Le son de quelque chose de mou rebondissant sur le sol fait baisser le regard sombre sur une balle qui bute contre l'un des pieds du tabouret. Campé sur ses quatre pattes, un des chiens le fixe dans un premier temps avant de fixer la balle, les yeux brillants, la queue en panache remuant doucement. Lawrence s'excuse pour le comportement de l'animal qui décide de provoquer Benjamin en reprenant sa balle pour la poser sur ses genoux. Le médium tend la main pour gratter une tête velue.
Je suis moins enjoué qu'eux mais ils ne me dérangent pas. J'aime bien les chiens. Je les préfère aux chats et pourtant, j'en possède un depuis une semaine. Vous savez ce qu'on dit sur ces foutus félins...c'est eux qui vous choisissent. Pas l'inverse. Il ne s'expliquait toujours pas pourquoi il avait sauvé cet affreux chat errant qui traînait près de chez lui. En temps normal, il l'aurait repoussé à grands renforts de jets d'eau ou de répulsif mais avant même de le réaliser, il s'était retrouvé à baptiser l'animal noir et blanc "Le Chat" devant un vétérinaire qui remplissait des papiers d'identification. Fischer n'aimait pas ces animaux. Il portait encore les traces d'une attaque particulièrement acharnée de l'un d'entre eux. Ces bestioles ne peuvent pas être aussi sincères qu'un chien, il les a toujours considérés à la frontière d'entre deux mondes, passant de l'un à l'autre en en ramenant parfois "quelque chose". Les chiens lui paraissent bien plus ancrés dans le réel, trop fidèles aux humains pour céder à l'Invisible.
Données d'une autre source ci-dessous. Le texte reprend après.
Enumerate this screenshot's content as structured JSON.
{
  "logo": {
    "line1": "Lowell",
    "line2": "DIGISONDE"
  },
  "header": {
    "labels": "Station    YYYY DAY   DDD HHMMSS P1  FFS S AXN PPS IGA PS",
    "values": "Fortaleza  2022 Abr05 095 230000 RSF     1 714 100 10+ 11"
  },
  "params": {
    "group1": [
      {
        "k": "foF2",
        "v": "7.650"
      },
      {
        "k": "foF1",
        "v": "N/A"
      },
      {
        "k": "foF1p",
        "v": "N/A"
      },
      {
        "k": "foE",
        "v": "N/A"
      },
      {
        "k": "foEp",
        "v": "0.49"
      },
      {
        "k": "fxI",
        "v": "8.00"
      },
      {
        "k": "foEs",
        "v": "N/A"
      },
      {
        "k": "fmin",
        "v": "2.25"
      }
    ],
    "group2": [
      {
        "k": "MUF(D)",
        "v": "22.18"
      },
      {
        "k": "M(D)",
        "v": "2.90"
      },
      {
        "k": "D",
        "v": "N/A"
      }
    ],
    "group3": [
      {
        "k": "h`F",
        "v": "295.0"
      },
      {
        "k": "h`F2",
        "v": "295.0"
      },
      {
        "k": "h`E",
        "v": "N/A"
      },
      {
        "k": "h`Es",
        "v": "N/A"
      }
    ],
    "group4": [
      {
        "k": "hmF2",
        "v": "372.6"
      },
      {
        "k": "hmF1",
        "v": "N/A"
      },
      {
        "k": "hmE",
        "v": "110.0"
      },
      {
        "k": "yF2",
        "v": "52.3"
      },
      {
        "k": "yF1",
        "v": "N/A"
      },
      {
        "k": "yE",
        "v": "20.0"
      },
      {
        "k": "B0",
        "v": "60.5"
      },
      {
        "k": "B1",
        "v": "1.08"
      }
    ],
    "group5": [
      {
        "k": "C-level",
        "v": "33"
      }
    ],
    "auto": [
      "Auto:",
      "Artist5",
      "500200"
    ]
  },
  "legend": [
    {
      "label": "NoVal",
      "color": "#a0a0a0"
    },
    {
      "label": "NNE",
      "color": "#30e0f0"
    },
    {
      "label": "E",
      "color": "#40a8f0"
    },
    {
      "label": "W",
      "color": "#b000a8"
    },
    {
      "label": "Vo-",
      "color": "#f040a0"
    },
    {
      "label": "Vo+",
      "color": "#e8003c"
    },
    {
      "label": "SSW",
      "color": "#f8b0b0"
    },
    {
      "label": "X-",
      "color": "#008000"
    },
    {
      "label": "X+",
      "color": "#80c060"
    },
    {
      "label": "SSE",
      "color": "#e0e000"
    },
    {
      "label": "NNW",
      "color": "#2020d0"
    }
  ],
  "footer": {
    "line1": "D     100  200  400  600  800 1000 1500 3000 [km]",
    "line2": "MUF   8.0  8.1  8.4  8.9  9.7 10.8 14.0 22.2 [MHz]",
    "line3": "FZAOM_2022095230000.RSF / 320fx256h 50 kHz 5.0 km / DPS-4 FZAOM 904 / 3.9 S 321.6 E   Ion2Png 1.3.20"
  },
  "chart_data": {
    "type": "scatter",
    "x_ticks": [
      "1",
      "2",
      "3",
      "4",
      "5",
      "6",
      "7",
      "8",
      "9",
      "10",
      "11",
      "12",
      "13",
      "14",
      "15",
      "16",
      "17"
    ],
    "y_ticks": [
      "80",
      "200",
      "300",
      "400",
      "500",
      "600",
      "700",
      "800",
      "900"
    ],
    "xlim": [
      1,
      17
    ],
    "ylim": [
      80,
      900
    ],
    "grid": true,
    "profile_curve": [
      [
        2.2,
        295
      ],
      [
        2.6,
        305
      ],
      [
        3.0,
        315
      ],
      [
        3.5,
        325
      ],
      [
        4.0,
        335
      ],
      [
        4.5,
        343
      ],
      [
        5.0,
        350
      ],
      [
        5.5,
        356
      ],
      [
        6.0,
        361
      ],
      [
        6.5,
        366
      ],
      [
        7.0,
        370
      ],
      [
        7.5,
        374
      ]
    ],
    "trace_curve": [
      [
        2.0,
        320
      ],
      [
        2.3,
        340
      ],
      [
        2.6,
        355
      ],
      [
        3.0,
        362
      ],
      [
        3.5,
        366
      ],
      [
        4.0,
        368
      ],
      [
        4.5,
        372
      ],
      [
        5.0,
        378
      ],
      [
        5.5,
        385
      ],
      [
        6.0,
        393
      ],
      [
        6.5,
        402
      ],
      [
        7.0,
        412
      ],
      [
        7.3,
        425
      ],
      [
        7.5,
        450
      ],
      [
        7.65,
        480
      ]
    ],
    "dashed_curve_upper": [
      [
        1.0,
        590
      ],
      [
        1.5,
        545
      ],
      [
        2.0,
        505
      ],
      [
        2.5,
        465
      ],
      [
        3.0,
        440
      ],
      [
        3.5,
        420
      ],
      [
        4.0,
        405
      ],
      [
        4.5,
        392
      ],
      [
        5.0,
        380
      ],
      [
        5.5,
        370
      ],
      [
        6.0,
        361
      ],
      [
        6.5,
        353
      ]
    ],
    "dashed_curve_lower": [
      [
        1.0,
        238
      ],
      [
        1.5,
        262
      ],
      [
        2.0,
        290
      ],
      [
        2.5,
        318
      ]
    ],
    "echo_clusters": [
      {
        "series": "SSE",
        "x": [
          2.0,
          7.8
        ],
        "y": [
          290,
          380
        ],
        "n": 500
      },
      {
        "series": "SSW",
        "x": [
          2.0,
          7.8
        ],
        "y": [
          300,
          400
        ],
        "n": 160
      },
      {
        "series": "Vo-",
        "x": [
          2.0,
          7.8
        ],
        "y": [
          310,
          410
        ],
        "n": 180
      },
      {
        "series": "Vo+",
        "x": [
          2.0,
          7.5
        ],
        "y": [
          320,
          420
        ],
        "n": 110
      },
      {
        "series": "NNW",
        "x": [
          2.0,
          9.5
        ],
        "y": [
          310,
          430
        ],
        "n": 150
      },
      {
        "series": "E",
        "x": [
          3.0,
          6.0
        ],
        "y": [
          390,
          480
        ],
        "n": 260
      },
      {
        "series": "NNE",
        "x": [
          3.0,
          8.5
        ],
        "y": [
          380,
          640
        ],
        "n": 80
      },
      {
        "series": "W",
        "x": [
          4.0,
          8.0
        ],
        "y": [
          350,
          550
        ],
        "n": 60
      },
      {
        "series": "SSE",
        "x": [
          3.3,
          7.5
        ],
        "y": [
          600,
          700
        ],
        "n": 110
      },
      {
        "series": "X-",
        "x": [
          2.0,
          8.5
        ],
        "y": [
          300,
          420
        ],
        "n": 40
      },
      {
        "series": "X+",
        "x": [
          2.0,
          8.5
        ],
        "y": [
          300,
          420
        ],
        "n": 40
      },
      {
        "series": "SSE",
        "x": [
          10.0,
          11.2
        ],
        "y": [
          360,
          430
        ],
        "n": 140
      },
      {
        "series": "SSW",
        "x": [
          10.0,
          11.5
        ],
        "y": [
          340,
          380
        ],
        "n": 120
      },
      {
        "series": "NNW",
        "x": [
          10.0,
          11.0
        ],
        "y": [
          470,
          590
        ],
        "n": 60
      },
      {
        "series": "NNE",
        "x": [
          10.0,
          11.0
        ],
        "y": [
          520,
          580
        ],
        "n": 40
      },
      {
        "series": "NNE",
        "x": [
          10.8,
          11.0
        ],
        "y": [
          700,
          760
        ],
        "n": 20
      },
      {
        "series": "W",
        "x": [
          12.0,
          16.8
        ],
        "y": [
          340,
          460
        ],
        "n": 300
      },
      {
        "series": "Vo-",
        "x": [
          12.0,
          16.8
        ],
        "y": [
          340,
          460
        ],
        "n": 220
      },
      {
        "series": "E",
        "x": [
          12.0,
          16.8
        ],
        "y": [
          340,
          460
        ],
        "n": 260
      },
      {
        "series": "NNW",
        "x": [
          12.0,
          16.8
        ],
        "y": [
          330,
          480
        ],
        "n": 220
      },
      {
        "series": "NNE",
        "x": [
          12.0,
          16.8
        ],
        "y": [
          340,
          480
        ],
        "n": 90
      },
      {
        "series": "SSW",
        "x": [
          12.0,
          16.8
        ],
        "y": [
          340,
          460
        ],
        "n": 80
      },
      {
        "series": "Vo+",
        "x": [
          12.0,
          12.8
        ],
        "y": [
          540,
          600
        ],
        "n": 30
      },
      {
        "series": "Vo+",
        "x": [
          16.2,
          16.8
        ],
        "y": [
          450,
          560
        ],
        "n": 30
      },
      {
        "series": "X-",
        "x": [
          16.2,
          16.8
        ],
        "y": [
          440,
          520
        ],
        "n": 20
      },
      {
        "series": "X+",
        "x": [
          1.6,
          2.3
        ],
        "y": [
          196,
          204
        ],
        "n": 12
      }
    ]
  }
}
Un sourire glisse sur ses lèvres tandis qu'il lance la balle spongieuse dans la direction du second chien qui s'en saisit au premier rebond. Benjamin a droit à un bref jappement protestataire avant que l'animal file se recoucher dans son panier non sans adresser une oeillade presque blessée à l'autre canidé qui mâchouille sa "proie" avec possessivité.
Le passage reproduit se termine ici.